I’m new to bread-making from scratch. Although I make pizza dough pretty regularly, that has generally been the extent of my yeast-dough endeavors. But last fall I decided to take the leap and try my hand at some “real” homemade bread. Focaccia turned out to be a good choice, as it’s straightforward and not too tricky to get the right texture or crust. I followed Martha Rose Shulman’s directions over on her NY Times Recipes for Health space — do what she does, and you’ll get a lovely olive-oil scented, rosemary-studded focaccia, great for dipping into soups or munching on its own.
I don’t have a stand mixer so I’m only including directions for how to do this by hand. Head to Shulman’s original recipe for instructions on how to make the focaccia using a stand mixer.

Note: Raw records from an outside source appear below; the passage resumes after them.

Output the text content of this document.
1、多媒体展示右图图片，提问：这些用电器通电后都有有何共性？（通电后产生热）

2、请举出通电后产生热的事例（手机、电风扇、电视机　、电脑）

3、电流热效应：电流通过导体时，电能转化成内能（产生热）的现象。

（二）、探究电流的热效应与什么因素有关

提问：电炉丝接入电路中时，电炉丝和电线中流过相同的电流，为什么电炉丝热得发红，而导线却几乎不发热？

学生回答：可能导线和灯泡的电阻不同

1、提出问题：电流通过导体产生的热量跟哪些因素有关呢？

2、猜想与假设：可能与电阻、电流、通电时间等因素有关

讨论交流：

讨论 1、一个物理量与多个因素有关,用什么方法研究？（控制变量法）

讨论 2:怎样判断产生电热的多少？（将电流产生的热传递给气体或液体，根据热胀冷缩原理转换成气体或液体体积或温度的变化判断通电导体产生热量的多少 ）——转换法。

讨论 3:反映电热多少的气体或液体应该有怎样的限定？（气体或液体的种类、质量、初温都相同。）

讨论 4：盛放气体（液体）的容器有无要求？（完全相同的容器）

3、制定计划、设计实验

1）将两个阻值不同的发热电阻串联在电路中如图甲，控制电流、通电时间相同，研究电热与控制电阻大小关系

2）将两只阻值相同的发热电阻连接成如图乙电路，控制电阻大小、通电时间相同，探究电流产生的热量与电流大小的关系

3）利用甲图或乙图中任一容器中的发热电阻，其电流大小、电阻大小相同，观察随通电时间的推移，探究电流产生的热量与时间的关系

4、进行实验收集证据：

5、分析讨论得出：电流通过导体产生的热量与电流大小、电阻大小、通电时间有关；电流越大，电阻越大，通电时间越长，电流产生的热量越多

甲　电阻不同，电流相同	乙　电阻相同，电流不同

- One Year Ago: London Philharmonic Orchestra with Vladimir Jurowski & Leonidas Kavakos and SEAA Cross Country Championships, Parliament Hill
- Two Years Ago: Beef Stew and Spicy Homemade Falafel with Minty Yogurt Sauce
- Three Years Ago: Super Citrus-Ginger Nectar
- Four Years Ago: Gender Roles
Whole Wheat Focaccia (adapted from Martha Rose Shulman; makes 1 large focaccia)
- 8g (2 tsp) active dry yeast
- 5g (1 tsp) sugar
- 340g (1.5 cups) lukewarm water
- 25g (2 tbsp) olive oil + 25g for drizzling
- 250g (2 cups) whole wheat flour
- 200-220g (~1.75 cups) all-purpose (plain) flour + more for kneading
- 13g (1.75 tsp) salt
- optional: handful fresh rosemary, roughly chopped; sea salt
- In a large bowl, combine the yeast, sugar, and water and stir until the yeast and sugar dissolve.
- Add 25g olive oil along with the whole wheat flour, 200g of the plain flour, and salt. Mix briefly with a wooden spoon. Tip the dough out onto a floured surface, set a timer for 8-10 minutes and knead continuously with your hands. Add plain flour as needed during the kneading; by the end of 10 minutes, the dough should form a sticky ball. Shape it into a ball.
- Lightly oil a large bowl with olive oil. Put the dough ball into it and cover both sides of the ball with oil. Cover the bowl tightly with plastic wrap and let it rise in a warm place for 1.5-2 hours (or in the fridge for 4-8 hours), until it has doubled.
- After the first rising, punch down the dough, cover it with oiled plastic wrap, and let it rest for 15 minutes.
- Preheat the oven to 215C (425F) and line a baking sheet with parchment paper. Oil the paper generously. Press out (or roll) the dough into the rectangular sheet pan until it reaches all sides and corners. It’s easier to do this by rolling or pressing a bit, then waiting 5 minutes, then rolling or pressing again — repeat until the dough reaches the pan’s edges.
- Cover the dough with a damp towel and let it rest for 30 minutes.
- Before baking, dimple the dough with your fingertips, drizzle some olive oil over it, and sprinkle on some rosemary and sea salt.
- Bake for 20-25 minutes or until a deep golden brown. Let rest for 10 minutes before serving.